The LFT material (long fiber reinforced thermoplastic material) is widely applied to the fields of automobile parts such as a front end frame, a fan bracket, an instrument panel framework, a 5G antenna housing, an industrial fan, an electric tool and the like due to the advantages of high strength, high rigidity and the like, the parts are mainly formed by injection molding, but the LFT material has poor toughness, and the use of the LFT material in the environments of impact resistance and drop resistance is limited. In addition, the LFT material is rarely reported in the field of extrusion molding process, mainly because: when the LFT material is subjected to an extrusion process, the plane of a workpiece is easy to collapse, and continuous production cannot be realized; the surface has serious fiber floating, and long fibers are easy to puncture the surface of a workpiece; and the extruded part is easy to deform. Therefore, how to develop an LFT material suitable for extrusion molding, improve the toughness of the material, and be suitable for working conditions of drop and impact resistance is a problem to be solved urgently.

Disclosure of Invention

In order to overcome the defects of the prior art, the invention provides a long fiber reinforced polypropylene material and a preparation method thereof. The long fiber reinforced polypropylene material provided by the invention has good toughness and appearance, and is very suitable for preparing materials in an extrusion molding process.
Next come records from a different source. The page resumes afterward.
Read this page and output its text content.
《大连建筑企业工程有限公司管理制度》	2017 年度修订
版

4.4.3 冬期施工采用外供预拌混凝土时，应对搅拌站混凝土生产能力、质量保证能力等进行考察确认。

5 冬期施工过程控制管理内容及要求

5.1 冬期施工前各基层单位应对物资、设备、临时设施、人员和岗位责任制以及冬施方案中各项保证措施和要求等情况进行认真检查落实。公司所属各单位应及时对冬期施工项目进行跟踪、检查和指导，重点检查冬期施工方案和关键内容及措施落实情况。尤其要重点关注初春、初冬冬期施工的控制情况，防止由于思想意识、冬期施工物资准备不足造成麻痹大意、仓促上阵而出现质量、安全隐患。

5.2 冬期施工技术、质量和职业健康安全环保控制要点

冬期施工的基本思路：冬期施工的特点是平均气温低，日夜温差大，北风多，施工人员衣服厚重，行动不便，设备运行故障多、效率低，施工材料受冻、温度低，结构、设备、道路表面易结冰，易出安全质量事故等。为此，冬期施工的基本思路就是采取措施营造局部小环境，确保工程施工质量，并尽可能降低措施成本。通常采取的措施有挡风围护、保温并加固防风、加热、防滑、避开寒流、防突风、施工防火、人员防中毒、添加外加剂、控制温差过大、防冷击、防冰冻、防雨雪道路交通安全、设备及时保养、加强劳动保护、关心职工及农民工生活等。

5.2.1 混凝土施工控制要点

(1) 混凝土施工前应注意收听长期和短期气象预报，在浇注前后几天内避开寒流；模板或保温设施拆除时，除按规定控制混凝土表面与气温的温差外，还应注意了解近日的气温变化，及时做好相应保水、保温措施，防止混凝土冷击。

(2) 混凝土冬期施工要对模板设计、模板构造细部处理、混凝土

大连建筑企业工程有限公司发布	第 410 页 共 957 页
The method is realized by the following technical scheme:

the long fiber reinforced polypropylene material comprises the following components in parts by weight:

preferably, the composition comprises the following components in parts by weight:

further, the length-diameter ratio of the wollastonite is (13-20): 1, the length-diameter ratio of the wollastonite is (15-18): 1. wollastonite can improve the stiffness in the melt extrusion process and reduce the collapse phenomenon. However, the length to diameter ratio of wollastonite affects "stiffness". In the extrusion process, wollastonite is oriented along with the flow direction of the melt, so that the rigidity of the flow direction is provided, the melt strength is enhanced, and the stiffness of the extruded profile is improved. The length-diameter ratio is too small, the reinforcing effect of the wollastonite is not obvious, and the length-diameter ratio is too large, so that the wollastonite is not easy to orient along the melt flowing direction, and the phenomenon of broken bars is easily caused.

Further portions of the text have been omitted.